All through her illness, with the occasional exceptions when she suffered from deafness, her cheerfulness was marvellous, her patience never-failing, and her consideration and thoughtfulness for those around her very wonderful and touching.
She had a special name of her own for each of her nurses, all of them loved her, and upon several of them the influence of her patience and goodness was strongly marked, and will be of lifelong endurance. Her first sick-nurse came in 1872 and stayed two years. She often afterwards visited her. She came to see us after Bessie's death, and said with tears, "Oh, I did not do enough for her. I wish I had done more."
Bessie would often arrange little surprises and pleasures for us and give us flowers. She was anxious we should have all the variety we could, and took the greatest pleasure in hearing an account of what we had seen and done whilst away from her. She liked to see visitors when she was well enough, but was often nervous about it, fearing lest the excitement should do her harm, and interfere in any way with what little she could do for the Institution.
Perhaps few realised how much she suffered; she was so patient, so bright, so sympathetic that it was difficult to do so. The last few months of her life were full of pain.

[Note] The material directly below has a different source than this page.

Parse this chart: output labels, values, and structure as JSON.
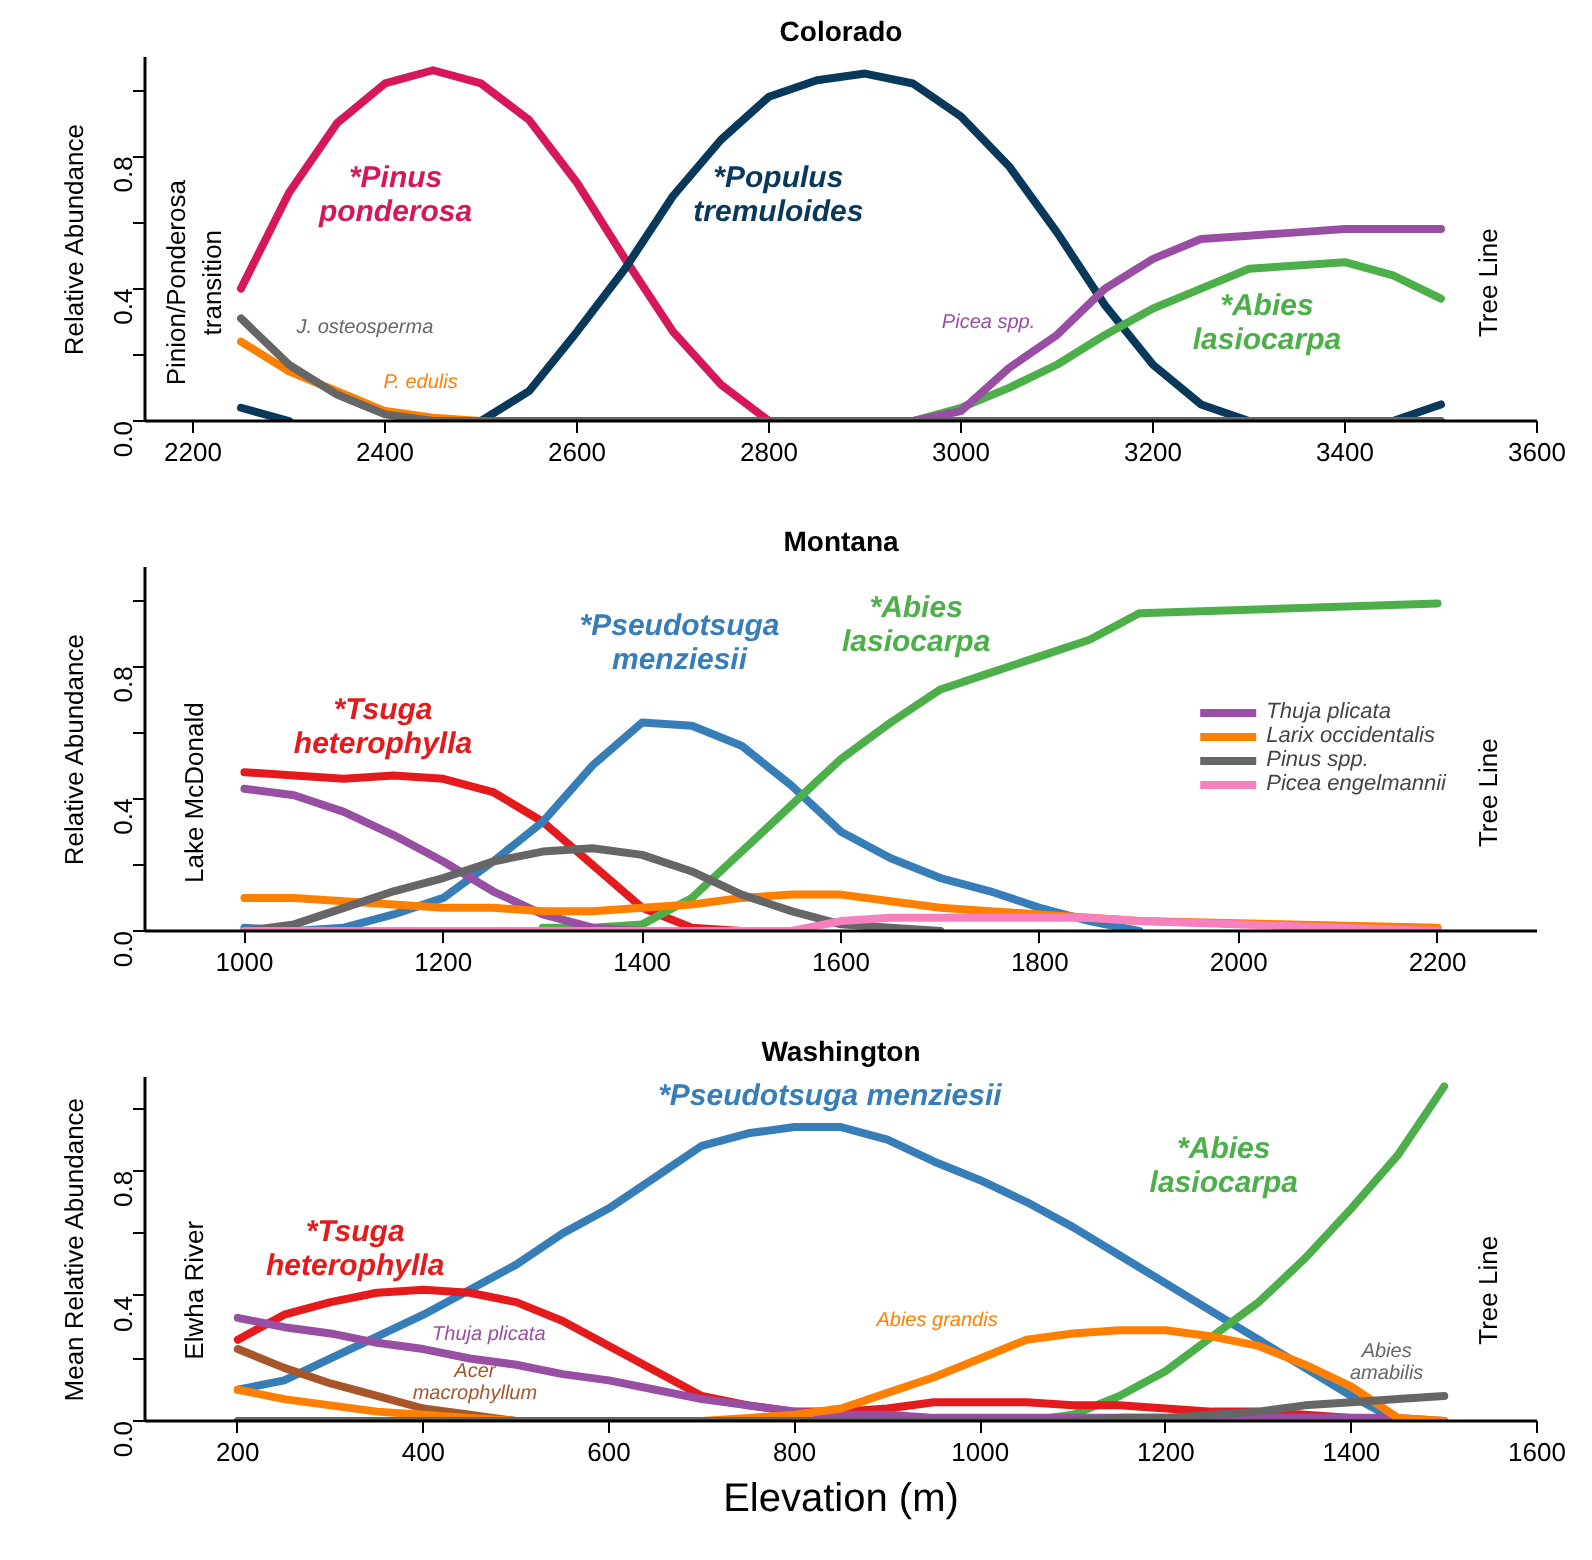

No record of Bessie's illness would be adequate which did not speak of the love that lightened every burden laid upon her. Sisters and brothers bound by so strong a bond of family love as the Gilberts are even more closely united by affliction. No day passed without its tribute of affectionate remembrance from absent members of the family. Her eldest brother, Mr. Wintle, always spent the afternoon of Sunday with her, when she was able to receive him. The Vicar of Heversham, the beloved "Tom" of her youth, saw her in London whenever it was possible. Married sisters visited and wrote to her, and a whole cloud of nephews and nieces hovered around her.
She valued highly the friendship as well as the skill of Mr. Sibley, the surgeon who for many years attended her. She depended upon him for almost daily visits. Very little could be done to arrest the progress of her malady; nothing to save her from much inevitable suffering. Alleviation, not cure, was all that could be looked for, and he was always ready to attempt, and often able to effect, some mitigation of the ills she had to endure.
Among many others who were kind and helpful, ready to aid her work and so to give her almost the only pleasure she could receive, were the Duke of Westminster, Lord and Lady Selborne, Madame Antoinette Sterling, who would sometimes sing to her, and the old and dear friends of the family, Dean and Mrs. Hook. No word can here be said of the two sisters, whose whole life was given up to her; none would be adequate. They knew, and they were known. That is enough. We may not lift the veil under which they passed so many years with Bessie in her long agony.
FOOTNOTE:
[9] From Lyra Germanica, second series.